All-Atom Molecular Dynamics Simulation of Multidrug Efflux Transporter AcrB

Abstract

In E. coli, it is known that the tripartite multidrug efflux system (AcrB/ AcrA/ TolC) exists, and AcrB resides in the inner membrane region and take part in substrate recognition and energy transduction for drug export through proton transfer. Recently, x-ray structures provided that AcrB forms trimeric protein where each subunit is different conformation, “binding state”, “extrusion state” and “access state”. Especially, only extrusion state subunit has different side chain conformation of residues (Asp407, Asp408 and Lys940), which are essential for proton translocation (protonation site). These results suggest that drugs are exported by a three-step structural change involved in proton motive force which is inferred to be caused by change of protonation states of the protonation site residues. However, the structural change process which involved in proton motive force is still unclear.
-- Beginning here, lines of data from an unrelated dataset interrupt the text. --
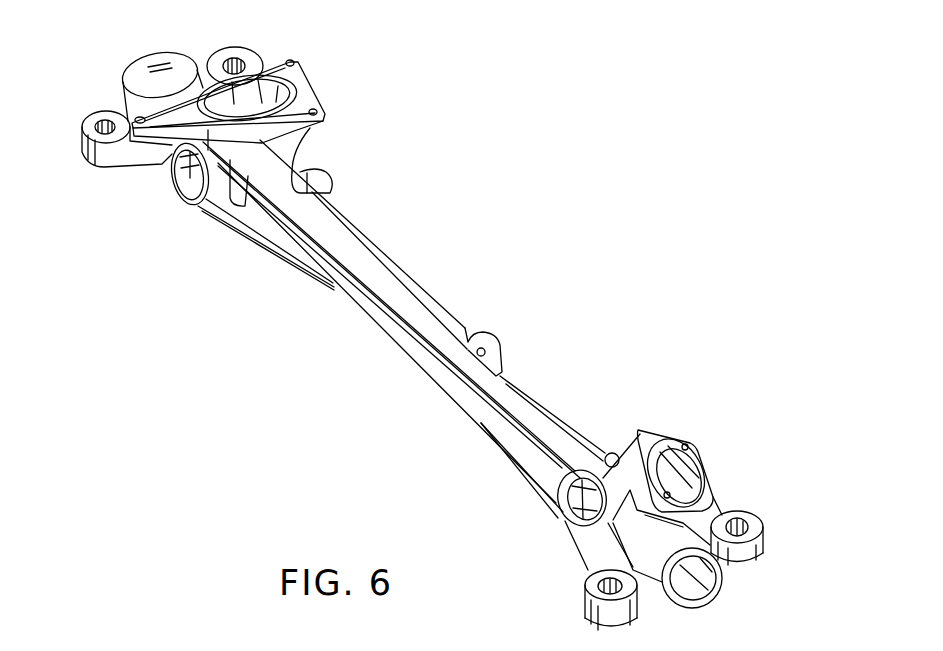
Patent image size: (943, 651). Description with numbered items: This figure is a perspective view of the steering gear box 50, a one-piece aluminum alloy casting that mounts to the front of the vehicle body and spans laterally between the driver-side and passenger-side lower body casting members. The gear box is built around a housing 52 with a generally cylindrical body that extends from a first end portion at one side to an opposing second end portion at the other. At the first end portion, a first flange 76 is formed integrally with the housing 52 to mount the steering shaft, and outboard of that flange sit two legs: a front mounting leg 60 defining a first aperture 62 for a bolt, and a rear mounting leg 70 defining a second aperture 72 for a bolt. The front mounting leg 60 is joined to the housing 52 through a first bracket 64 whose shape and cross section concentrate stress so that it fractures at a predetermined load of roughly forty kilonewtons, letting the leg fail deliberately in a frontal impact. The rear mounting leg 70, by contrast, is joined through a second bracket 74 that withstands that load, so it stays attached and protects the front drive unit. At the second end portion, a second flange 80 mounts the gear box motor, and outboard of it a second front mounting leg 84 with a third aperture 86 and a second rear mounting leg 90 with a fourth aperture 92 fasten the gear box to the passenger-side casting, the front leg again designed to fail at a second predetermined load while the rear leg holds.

The steering gear box 50 is at (437, 268).
The housing 52 is at (384, 335).
The front mounting leg 60 is at (585, 600).
The first aperture 62 is at (625, 586).
The first bracket 64 is at (577, 557).
The rear mounting leg 70 is at (770, 537).
The second aperture 72 is at (738, 518).
The second bracket 74 is at (727, 553).
The first flange 76 is at (688, 470).
The second flange 80 is at (298, 70).
The second front mounting leg 84 is at (82, 148).
The third aperture 86 is at (105, 120).
The second rear mounting leg 90 is at (255, 50).
The fourth aperture 92 is at (233, 58).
In the present study, we performed 100 ns all-atom molecular dynamics (MD) simulations of three types of AcrB-membrane-water systems which are different from protonation state of Asp407 and/or Asp408 in extrusion state protomer. During all of the 100 ns MD simulations, the global structures of each subunit were conserved. However, in extrusion state protomer, the conformation of the protonation site residues were changed to those of other state protomers only when Asp 407 and 408 residues were deprotonated. In this presentation, we will discuss the structural change and proton transfer mechanism.